(Reuters) - Higher interest rates are coming to Canada sooner than had been anticipated, a Reuters poll showed, but economists are divided on whether the central bank will act next week as it weighs supporting the economy against preventing the housing market from overheating.
After years of ultra-low rates and just months after saying cuts were still on the table, the central bank has said in recent weeks that the pair of 2015 reductions had done their job in cushioning the economy from plummeting prices for oil, a major export.
That prompted economists to bring forward rate hike expectations. Fourteen of 31 economists, including all but three from the 11 banks that do business directly with the Bank of Canada, expect it to raise rates by a quarter percentage-point to 0.75 percent on Wednesday.
Still, the median consensus in the poll showed the hike would not come until the fourth quarter, but that is still sooner than the second quarter of 2018 in a May poll.
Canada’s growth is broad-based, and business sentiment is picking up, which supports the central bank’s recent hawkish stance, said RBC Capital Markets economist Josh Nye, who now expects a rate hike next week rather than in the second quarter of 2018.
The swift forecast revisions came as economists were still smarting from not anticipating the Bank of Canada’s rate cut in January 2015.
Canadian gross domestic product accelerated at a solid 3.7 percent annualized pace in the first quarter, and there are signs that momentum carried over into the second.
The poll showed the economy would grow 2.6 percent this year, compared with 2.1 percent forecast in May, while respondents kept their 2018 forecast at 2.0 percent.
Inflation, on the contrary, has held well below the central bank’s 2 percent goal for more than five years and is not expected to reach that target until 2019.
Still, low inflation does not necessarily mean the bank will not raise rates, some economists said.
“You can have gradual interest rate hikes to control inflation down the road,” Nye said. “It doesn’t conflict with not wanting to stimulate household spending too much and increase household debt.”

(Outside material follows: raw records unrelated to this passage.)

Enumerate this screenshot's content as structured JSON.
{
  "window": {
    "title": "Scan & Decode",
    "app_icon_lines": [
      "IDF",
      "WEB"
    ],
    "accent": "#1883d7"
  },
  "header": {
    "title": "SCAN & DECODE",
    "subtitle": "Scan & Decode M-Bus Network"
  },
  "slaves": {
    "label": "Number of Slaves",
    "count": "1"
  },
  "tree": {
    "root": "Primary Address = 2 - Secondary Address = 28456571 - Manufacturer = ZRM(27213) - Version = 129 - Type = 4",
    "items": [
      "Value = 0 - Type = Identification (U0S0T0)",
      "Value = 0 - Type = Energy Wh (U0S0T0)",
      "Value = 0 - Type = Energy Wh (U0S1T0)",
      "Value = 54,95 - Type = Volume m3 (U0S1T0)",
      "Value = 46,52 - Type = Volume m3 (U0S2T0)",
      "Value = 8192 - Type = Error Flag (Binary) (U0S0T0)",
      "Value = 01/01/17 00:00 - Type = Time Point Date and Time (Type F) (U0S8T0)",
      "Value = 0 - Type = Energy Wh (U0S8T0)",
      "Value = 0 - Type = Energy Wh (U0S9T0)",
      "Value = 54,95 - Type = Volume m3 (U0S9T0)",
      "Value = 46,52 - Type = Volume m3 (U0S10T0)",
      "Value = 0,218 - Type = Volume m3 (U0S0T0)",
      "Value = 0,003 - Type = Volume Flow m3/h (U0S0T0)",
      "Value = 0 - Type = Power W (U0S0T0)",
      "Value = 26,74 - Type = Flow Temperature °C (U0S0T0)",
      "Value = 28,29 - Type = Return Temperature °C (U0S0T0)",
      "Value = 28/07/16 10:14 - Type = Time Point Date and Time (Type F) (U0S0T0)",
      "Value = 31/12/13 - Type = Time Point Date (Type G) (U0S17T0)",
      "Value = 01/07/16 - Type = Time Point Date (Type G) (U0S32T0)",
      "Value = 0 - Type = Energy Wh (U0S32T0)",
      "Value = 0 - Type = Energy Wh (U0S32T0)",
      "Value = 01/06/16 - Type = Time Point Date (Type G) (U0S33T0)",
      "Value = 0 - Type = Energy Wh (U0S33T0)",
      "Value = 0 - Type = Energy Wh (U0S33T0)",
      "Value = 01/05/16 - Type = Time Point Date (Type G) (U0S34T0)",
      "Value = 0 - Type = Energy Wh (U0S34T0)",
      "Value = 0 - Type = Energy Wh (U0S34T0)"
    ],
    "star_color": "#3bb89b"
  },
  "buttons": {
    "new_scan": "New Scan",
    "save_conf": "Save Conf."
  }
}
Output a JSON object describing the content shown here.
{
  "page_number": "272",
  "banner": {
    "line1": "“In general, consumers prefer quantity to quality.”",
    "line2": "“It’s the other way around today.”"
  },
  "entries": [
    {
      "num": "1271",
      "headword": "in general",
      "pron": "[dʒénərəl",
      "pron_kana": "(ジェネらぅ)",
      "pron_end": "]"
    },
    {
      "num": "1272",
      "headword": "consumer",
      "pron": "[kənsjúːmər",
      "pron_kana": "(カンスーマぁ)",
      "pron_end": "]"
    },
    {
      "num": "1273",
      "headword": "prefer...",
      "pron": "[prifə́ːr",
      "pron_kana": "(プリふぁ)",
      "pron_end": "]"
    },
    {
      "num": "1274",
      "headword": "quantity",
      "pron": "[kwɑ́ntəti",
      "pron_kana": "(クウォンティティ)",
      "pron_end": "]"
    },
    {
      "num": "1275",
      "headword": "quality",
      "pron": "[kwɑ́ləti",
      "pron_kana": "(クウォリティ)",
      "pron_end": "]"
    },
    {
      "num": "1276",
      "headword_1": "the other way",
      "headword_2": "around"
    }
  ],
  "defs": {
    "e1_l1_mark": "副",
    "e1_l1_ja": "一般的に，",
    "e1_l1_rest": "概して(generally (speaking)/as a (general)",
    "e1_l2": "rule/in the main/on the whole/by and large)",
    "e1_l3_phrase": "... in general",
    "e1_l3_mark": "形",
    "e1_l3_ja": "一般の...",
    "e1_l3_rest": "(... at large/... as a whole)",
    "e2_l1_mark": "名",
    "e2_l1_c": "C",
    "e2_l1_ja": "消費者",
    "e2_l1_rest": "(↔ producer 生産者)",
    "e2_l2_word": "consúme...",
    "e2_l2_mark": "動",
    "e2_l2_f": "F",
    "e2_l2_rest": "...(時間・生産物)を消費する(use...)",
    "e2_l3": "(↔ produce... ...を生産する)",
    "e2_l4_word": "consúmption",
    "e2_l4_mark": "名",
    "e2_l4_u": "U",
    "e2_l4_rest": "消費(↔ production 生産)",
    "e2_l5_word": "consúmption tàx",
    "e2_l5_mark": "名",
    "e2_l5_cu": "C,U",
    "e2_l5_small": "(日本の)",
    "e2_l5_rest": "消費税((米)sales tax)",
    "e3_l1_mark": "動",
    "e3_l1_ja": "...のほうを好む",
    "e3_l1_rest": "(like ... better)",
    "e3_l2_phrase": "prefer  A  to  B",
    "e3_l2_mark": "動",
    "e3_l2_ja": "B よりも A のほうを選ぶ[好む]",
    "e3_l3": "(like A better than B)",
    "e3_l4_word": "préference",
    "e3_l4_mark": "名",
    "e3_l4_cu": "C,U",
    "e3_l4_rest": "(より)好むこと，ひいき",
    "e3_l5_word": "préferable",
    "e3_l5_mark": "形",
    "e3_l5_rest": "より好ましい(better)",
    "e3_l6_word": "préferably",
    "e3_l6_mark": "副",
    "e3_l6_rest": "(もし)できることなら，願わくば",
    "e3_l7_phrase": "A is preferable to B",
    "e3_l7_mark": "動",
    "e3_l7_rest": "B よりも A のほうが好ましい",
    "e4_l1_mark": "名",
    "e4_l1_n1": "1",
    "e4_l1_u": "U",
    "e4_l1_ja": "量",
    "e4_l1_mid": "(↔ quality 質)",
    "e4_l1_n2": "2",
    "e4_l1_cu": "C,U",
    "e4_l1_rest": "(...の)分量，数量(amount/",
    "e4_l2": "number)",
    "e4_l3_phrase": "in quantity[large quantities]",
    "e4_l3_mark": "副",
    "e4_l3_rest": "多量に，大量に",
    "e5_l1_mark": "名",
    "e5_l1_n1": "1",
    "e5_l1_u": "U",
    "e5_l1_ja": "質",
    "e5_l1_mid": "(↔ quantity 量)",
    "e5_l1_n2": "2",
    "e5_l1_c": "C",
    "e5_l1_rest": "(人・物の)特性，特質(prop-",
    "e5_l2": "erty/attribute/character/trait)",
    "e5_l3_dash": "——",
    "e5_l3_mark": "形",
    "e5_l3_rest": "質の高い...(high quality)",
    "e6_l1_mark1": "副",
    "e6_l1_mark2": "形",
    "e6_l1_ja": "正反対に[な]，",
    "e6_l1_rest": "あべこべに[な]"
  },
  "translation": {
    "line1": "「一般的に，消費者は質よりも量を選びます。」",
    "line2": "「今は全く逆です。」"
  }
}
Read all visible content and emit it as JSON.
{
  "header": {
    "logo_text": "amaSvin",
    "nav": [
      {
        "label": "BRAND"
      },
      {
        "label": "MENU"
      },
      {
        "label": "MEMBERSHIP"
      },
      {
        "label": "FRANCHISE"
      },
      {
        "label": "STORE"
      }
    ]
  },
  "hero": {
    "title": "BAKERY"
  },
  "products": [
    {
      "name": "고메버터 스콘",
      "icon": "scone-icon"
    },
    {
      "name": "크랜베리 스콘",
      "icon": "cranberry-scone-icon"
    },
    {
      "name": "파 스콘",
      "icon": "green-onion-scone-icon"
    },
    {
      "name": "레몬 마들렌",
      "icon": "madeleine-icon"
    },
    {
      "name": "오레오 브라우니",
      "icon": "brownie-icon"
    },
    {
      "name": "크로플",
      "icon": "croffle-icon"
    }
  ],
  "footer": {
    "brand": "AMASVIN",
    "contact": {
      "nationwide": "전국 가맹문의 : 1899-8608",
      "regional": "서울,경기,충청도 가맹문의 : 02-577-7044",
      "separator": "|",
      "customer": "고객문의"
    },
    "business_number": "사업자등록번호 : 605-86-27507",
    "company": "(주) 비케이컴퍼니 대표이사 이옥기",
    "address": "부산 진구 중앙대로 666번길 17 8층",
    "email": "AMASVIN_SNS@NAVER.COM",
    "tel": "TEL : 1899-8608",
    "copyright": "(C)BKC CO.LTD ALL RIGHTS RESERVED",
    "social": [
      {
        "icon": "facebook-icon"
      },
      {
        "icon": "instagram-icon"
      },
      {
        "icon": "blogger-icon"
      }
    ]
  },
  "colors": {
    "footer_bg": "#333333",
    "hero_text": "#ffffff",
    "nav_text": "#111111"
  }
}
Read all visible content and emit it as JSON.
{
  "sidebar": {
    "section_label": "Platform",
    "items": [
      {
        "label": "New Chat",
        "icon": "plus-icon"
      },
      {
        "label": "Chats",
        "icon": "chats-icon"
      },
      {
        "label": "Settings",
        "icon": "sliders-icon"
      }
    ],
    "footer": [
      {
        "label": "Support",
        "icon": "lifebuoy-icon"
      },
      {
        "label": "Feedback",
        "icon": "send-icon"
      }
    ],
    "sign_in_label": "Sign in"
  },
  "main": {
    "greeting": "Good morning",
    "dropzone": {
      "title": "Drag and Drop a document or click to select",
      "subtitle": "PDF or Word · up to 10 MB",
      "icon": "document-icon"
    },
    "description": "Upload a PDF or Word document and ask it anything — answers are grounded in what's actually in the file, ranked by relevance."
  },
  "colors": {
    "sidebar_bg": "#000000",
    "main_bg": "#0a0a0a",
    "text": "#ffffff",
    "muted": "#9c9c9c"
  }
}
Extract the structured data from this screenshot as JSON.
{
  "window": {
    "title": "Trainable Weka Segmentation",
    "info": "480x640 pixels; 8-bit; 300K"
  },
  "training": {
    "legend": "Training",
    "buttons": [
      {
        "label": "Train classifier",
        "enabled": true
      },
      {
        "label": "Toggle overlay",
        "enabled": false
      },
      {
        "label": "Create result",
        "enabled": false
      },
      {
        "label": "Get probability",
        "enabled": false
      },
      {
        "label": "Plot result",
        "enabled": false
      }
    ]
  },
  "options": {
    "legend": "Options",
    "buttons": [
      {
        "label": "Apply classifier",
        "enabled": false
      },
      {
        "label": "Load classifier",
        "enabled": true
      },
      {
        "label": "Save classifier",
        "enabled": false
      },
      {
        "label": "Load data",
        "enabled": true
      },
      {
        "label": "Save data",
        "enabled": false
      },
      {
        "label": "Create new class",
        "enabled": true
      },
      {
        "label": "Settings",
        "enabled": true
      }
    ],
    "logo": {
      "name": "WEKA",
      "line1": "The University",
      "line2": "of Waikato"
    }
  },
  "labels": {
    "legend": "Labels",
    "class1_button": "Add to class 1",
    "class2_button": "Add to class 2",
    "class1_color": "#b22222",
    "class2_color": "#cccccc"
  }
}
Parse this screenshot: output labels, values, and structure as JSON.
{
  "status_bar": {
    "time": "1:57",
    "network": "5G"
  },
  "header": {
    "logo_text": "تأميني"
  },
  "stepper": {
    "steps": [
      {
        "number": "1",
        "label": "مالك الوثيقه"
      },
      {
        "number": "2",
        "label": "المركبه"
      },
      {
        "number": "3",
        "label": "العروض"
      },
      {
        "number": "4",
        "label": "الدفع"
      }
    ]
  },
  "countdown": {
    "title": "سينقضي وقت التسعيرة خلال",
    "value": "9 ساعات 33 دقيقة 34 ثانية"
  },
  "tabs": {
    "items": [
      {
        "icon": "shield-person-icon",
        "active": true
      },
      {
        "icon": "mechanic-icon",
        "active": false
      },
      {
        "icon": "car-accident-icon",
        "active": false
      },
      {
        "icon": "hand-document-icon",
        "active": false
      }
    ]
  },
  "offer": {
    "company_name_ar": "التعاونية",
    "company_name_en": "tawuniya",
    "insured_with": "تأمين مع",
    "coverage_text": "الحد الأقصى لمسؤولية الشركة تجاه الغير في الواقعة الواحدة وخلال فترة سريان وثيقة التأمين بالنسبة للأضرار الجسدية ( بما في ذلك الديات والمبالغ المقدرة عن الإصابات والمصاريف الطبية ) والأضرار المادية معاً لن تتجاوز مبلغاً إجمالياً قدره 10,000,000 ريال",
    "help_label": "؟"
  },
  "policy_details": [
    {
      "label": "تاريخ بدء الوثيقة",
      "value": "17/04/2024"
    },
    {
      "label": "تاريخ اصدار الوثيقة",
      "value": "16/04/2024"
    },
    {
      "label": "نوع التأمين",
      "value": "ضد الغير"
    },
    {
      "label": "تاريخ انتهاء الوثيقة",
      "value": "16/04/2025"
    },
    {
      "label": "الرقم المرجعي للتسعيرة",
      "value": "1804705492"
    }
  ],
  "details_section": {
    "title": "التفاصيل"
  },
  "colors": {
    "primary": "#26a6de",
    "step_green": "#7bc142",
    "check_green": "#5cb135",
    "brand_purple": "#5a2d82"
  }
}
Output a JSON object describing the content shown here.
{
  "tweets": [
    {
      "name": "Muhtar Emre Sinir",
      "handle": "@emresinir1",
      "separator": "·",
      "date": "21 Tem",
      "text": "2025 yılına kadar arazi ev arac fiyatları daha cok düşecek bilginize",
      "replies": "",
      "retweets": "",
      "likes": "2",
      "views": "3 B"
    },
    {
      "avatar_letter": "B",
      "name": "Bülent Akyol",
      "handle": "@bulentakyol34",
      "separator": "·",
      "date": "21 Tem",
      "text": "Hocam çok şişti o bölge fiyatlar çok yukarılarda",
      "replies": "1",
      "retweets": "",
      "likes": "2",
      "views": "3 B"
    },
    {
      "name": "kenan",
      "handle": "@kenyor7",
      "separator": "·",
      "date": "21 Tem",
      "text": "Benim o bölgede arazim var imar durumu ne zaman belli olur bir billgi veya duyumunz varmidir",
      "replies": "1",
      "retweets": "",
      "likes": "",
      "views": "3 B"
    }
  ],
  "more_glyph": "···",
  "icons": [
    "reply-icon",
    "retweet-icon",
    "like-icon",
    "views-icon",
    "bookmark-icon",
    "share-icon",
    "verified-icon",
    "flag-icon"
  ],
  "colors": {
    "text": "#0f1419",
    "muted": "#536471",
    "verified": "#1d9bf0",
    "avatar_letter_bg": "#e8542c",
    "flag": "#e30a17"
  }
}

Supported by cheap loans, Canadian household debt has more than doubled since the housing boom started in 2009, with mortgages accounting for about 66 percent of that. The average Canadian owes C$1.67 ($1.29) for every dollar of disposable income, chasing ever-rising home prices.
Answering an extra question in the poll, respondents said if the central bank were to wait too long before raising rates, home prices and household debt could rise further, posing a near-term risk to the economy.
Federal and provincial governments have taken various steps to cool Canada’s hot housing market, but economists said those efforts were unlikely to keep a lid on prices for long.
“Those (steps) might be temporary,” Nye said, “and to me that does argue for some gradual tightening in monetary policy to make sure that cooling in the housing market or improvement in household imbalances is more lasting.”
However, a premature rate hike could backfire and push housing prices lower if the economy also takes a severe hit from U.S. trade policy, economists said. Canada sends more than 75 percent of its exports south of the border.
After the price of oil collapsed, Bank of Canada Governor Stephen Poloz shifted the focus to other exports, hoping a weaker currency and stronger U.S. demand would lead to a rebound.
But U.S. President Donald Trump has vowed to renegotiate the North American Free Trade Agreement to his country’s advantage and, according to a recent Reuters poll, changes to the deal could go beyond minor “tweaking.”
The United States has already imposed duties on Canadian softwood lumber, while Trump has accused Canada’s dairy industry of protectionism.
Meanwhile, oil has slumped 16 percent so far this year, and analysts have cut price forecasts for 2017 and 2018 on the prospects of a continued rise in U.S. production.
But what could bring some respite is the Canadian dollar, which is expected to weaken over the coming year.